Le thème de la solitude est donc central. Plume craint d'être seule au monde, au point de faire du déni quand à la véritable disparition de sa mère. Elle comble ainsi son vide affectif avec les ombres, même si une amitié sincère semble caractériser les liens entre elles. Le dragon est dans une situation différente, mais teintée du même sentiment. Dernier de son espèce, porteur de milliers d'histoires, il vit la malédiction d'être une créature quasi immortelle, alors que s'enchainent les vies des autres êtres vivants. Paradoxe amusant, il est en froid avec son ombre, qui aspire à plus de liberté. La seule réelle entité qui pourrait meubler sa vie sociale est aussi la seule dont il ne peut rien tirer, hormis des morsures aux fesses.

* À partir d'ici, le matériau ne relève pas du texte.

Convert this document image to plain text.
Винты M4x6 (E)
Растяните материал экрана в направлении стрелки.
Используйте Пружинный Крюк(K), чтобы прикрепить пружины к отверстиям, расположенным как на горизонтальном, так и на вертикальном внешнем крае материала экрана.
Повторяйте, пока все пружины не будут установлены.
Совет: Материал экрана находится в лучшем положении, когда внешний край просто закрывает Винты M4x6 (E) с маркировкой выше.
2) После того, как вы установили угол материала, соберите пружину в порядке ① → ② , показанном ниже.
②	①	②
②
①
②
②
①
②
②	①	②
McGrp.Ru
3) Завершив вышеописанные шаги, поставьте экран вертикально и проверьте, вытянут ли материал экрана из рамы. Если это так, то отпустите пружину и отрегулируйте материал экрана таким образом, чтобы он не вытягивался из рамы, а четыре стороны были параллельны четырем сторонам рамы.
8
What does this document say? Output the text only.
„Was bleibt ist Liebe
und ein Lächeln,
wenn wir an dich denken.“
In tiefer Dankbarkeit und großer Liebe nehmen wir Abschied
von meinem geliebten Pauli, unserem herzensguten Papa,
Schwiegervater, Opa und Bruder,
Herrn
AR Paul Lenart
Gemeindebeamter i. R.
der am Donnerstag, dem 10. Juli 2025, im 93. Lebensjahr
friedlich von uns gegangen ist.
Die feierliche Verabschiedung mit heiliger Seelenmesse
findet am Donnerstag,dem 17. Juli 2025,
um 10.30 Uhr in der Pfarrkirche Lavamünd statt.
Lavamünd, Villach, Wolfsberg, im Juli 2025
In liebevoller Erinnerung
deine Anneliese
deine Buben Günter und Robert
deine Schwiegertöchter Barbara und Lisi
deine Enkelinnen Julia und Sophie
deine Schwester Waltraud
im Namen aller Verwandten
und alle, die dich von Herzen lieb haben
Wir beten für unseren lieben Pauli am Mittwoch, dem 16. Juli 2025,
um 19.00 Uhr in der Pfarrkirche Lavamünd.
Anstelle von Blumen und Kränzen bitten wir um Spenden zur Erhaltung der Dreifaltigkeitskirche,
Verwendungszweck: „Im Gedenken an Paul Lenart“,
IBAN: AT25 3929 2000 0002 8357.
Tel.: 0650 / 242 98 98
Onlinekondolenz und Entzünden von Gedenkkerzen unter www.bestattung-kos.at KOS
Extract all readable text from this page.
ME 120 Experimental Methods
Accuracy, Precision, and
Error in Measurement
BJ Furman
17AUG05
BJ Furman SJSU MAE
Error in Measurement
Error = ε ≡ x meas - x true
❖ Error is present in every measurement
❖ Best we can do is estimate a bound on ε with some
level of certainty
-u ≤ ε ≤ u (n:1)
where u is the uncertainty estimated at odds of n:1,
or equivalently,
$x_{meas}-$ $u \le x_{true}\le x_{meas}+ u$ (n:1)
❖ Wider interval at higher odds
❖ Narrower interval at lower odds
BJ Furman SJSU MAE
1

Le dragon a aussi deux défauts majeurs: il ne fait pas confiance et se montre têtu. Deux tares importantes en relation, peut importe la nature de cette relation. C'est ce qui l'a d'ailleurs ramené à la case départ quand il a dévoré la mère de Plume. Cette dernière lui en veut d'ailleurs beaucoup, de l'avoir dépossédé de sa mère. Pourtant, Plume va trouver la force de lui pardonner, alors à deux doigts de lui voler son ombre. La jeune fille comprend que la solitude peut rendre fou. Elle donne cependant le choix à l'Ombre du dragon de rester avec lui ou pas, car c'est elle qui en a payé les frais en demeurant toujours confinée dans l'ombre, incapable de sortir.
Ultimement, Plume propose son amitié au dragon esseulé, elle même en ayant besoin. la différence est que plume a su se bâtir des amitiés, alors que le dragon l'impose. C'est ce qui différencie une relation saine d'une relation malsaine, d'ailleurs. L'amitié, c'est comme l'amour, ça ne s'impose pas, ça se partage.
Petit focus sur le texte: Plume est désopilante par moment. Elle y a de se commentaire pas toujours très délicats ni polis, déteste l'inaction et possède un sens aiguisé de la justice. Elle gagnera à être connu du dragon, mais également d'un phénix. C'est une jeune fille vraiment fière et orgueilleuse, qui cherche toujours à garder la face, même devant une mort imminente. Ça c'est pas banal, quand même. C'est également la narratrice.
La dernière partie du roman, où Plume rencontre le dragon et l'ombre de sa mère, est particulièrement poétique, c'était inattendu ça aussi. C'est le passage où Plume démontre qu'elle a grandit, qu'elle a évoluer et qu'elle fait le choix de passer à autre chose, de passer l’ultime étape de son deuil: l’acceptation.
Enfin, je remarque que la couverture est fabuleuse. le graphisme me rappelle la BD "Bergères guerrières", dont l’héroïne aussi en a dedans!
Un super petit roman dont l'action n'empêche pas une certaine profondeur et je met au défis les jeunes garçons ne pas tomber sous le charme de cette piratesse effrontée et débrouillarde. J'aime bien que cette histoire tienne en un livre, surtout pour mes jeunes lecteurs, en librairie, qui préfèrent les tomes uniques ou pour qui la lecture est occasionnelle, plutôt qu'assidue.
Une petite pépite!
Pour un lectorat du second cycle primaire, 8-9 ans.